Current status and future trend of research on underground borehole measurement technology for coal mines

Background Underground borehole measurement emerges as a core technology for the safe production of coal mines. Its multi-parameter measurements, data accuracy, data transmission rate, and reliability directly influence the timeliness of early warning for disasters, the operating stability of instruments, the accuracy of borehole assessment, and the scientific rigor of intelligent decision-making under complex deep geological conditions.

Advances  So far, the measurement while drilling (MWD) and post-drilling borehole visualization techniques have developed into a diversified technological system. Specifically, the MWD technique has achieved a leap from wireline to wireless transmission, obviating the reliance on wireline drill rods in traditional measurement methods and enabling the collaborative development of the real-time monitoring of borehole trajectory parameters, stratigraphic information, and drilling conditions. For this technique, the gyroscope-based MWD system effectively addresses the issue of magnetic interference, significantly enhancing the timeliness and accuracy of measurements; the geosteering MWD system enables precise identification of coal-rock interfaces; and the engineering parameter MWD system, by integrating sensors for vibration, drilling pressure, and other parameters, provides comprehensive engineering parameters for the drilling process. By developing storage-type, push-rod-type, and drill-rig-propelled equipment, the visualization technique for post-drilling borehole measurement allows for fine-scale assessment of borehole trajectories and geological information.

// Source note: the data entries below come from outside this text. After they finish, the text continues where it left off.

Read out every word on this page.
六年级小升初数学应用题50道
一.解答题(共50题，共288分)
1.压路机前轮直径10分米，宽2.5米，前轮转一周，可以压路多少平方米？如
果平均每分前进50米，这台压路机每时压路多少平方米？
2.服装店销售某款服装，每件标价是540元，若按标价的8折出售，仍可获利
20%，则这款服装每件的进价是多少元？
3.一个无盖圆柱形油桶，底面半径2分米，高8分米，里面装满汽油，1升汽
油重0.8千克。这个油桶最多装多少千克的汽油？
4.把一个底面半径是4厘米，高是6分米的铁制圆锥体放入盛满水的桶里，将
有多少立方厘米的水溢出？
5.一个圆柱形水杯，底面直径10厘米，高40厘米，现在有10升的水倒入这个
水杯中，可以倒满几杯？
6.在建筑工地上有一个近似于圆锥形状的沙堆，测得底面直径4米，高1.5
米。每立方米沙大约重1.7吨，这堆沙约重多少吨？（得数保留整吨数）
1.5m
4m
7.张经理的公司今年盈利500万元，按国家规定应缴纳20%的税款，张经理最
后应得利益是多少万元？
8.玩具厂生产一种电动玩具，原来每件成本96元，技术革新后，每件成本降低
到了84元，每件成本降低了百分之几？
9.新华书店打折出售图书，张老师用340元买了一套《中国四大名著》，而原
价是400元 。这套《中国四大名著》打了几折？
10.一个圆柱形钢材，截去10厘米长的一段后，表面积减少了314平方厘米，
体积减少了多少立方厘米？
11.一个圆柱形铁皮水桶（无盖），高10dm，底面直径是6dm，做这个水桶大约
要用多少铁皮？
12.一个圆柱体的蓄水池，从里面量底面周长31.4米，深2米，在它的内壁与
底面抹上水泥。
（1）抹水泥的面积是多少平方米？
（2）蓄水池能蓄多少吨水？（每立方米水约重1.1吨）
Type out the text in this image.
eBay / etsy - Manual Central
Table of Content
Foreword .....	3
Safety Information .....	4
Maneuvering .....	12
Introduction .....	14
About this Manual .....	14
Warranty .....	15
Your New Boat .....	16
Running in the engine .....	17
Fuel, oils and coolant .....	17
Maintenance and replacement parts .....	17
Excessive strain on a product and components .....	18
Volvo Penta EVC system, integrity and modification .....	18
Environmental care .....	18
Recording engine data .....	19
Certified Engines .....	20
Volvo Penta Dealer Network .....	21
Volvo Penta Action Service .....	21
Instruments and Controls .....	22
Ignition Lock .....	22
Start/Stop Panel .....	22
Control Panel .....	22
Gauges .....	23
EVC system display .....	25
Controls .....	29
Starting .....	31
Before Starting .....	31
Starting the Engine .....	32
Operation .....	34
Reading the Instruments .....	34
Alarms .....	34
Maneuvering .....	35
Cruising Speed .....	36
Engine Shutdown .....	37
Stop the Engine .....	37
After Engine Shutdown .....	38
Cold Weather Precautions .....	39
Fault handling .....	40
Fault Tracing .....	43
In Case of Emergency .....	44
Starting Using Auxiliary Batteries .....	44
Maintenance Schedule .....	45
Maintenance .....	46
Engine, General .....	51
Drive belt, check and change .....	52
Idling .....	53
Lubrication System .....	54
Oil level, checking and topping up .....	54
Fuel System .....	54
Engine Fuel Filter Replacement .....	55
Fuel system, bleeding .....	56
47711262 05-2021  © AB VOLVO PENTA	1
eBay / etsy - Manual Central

Prospects  To address issues of borehole measurement techniques, such as low accuracy, insufficient multi-parameter fusion, and low data transmission rates, against the backdrop of intelligent coal mine construction, future research should focus on the collaborative optimization of high-precision sensors and intelligent algorithms, as well as technologies for the rapid acquisition and transmission of multiple types of data within boreholes, the intelligent optimization and control of borehole trajectories, and dynamic real-time correction of errors in post-drilling borehole measurement. These research efforts will provide core support for precise steering and safe, efficient drilling under complex underground geological conditions in coal mines, thereby driving the transition of the coal industry toward a safe, efficient, and green intelligent mining mode.